In South Africa, where judges and courts have come to hold a special importance, a recently leaked document has brought into the open a debate about the racial makeup of the judiciary.
Since the advent of democracy in 1994, the African National Congress, the mostly-black anti-apartheid liberation movement, has enjoyed consistent electoral success and has come to dominate most aspects of national politics and the instruments of government.
As a result, the courts and judiciary have been left as the only branch not directly controlled by the party, and have come to be seen as an important and relatively colorblind path for groups and individuals seeking redress.
Yet the courts are also accused of sloth or delay in the collective South African effort known as “transformation” – a term of art for the shedding of apartheid and its inequalities.
A 2009 report, for instance, showed that 92 of 201 Superior Court judges were white in a country where less than 10 percent of the general population is.
Things came to a head on April 7, when an internal discussion document from a member of South Africa’s Judicial Services Commission (JSC), the body that interviews and appoints judges, leaked in local media.
“One way or the other, the JSC must deal with the uncomfortable perception that the graffiti on its wall reads ‘white men can’t judge,'” wrote lawyer Izak Smuts in his report, which immediately set off a small media storm.
Smuts said the commission must debate and then decide whether white males should cease to be considered for judicial appointments in the short term – in the interests of changing the overall racial makeup of the judiciary.
“The JSC should, at the very least, come clean and say so, so that white male candidates are not put through the charade of an interview before being rejected,” Smuts wrote.
The fallout of that leak touched off a robust media debate on the role of transformation in the judicial system, and the commission took a day of hearings to discuss its contents.
South African Constitutional Court Chief Justice Mogoeng Mogoeng, who also chairs the JSC, rejected the notion that white males were overlooked and noted that one such candidate had just been appointed to the Supreme Court of Appeals.
Most of the commission’s hearings on the document took place behind closed doors. But by the end of the week, Smuts had resigned from the JSC.
He said it had become “devastatingly” clear that his understanding of the JSC and South Africa’s constitution was “far removed” from the opinion of the majority of the commission.

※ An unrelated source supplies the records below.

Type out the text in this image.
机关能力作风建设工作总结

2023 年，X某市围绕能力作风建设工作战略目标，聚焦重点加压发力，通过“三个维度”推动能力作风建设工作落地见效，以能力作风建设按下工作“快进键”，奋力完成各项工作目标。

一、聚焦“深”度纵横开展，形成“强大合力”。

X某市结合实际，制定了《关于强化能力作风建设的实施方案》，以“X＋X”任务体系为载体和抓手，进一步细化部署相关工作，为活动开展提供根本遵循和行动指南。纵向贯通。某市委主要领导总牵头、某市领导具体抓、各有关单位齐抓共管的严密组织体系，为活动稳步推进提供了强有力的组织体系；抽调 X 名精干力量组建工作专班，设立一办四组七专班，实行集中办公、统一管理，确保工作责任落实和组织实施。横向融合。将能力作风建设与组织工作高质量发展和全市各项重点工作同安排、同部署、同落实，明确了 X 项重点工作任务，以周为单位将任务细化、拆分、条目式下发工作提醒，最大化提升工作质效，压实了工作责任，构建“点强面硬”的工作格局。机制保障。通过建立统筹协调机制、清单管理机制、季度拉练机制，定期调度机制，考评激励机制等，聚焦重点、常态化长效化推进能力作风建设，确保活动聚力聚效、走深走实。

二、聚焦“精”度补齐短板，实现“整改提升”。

Smuts cited several candidates, not all of whom were white, who were passed over for selection as judges. In an April 2011 case, for instance, the JSC chose to keep two positions on the high court vacant rather than appoint a candidate, despite having three qualified candidates.
The JSC gave no substantive reason for having turned down the applicants. Following a lawsuit, the South African Supreme Court of Appeal declared the lack of reasons to be “irrational.”
“During my time [the JSC commission] has left a trail of wasted forensic talent in its wake,” Smuts said.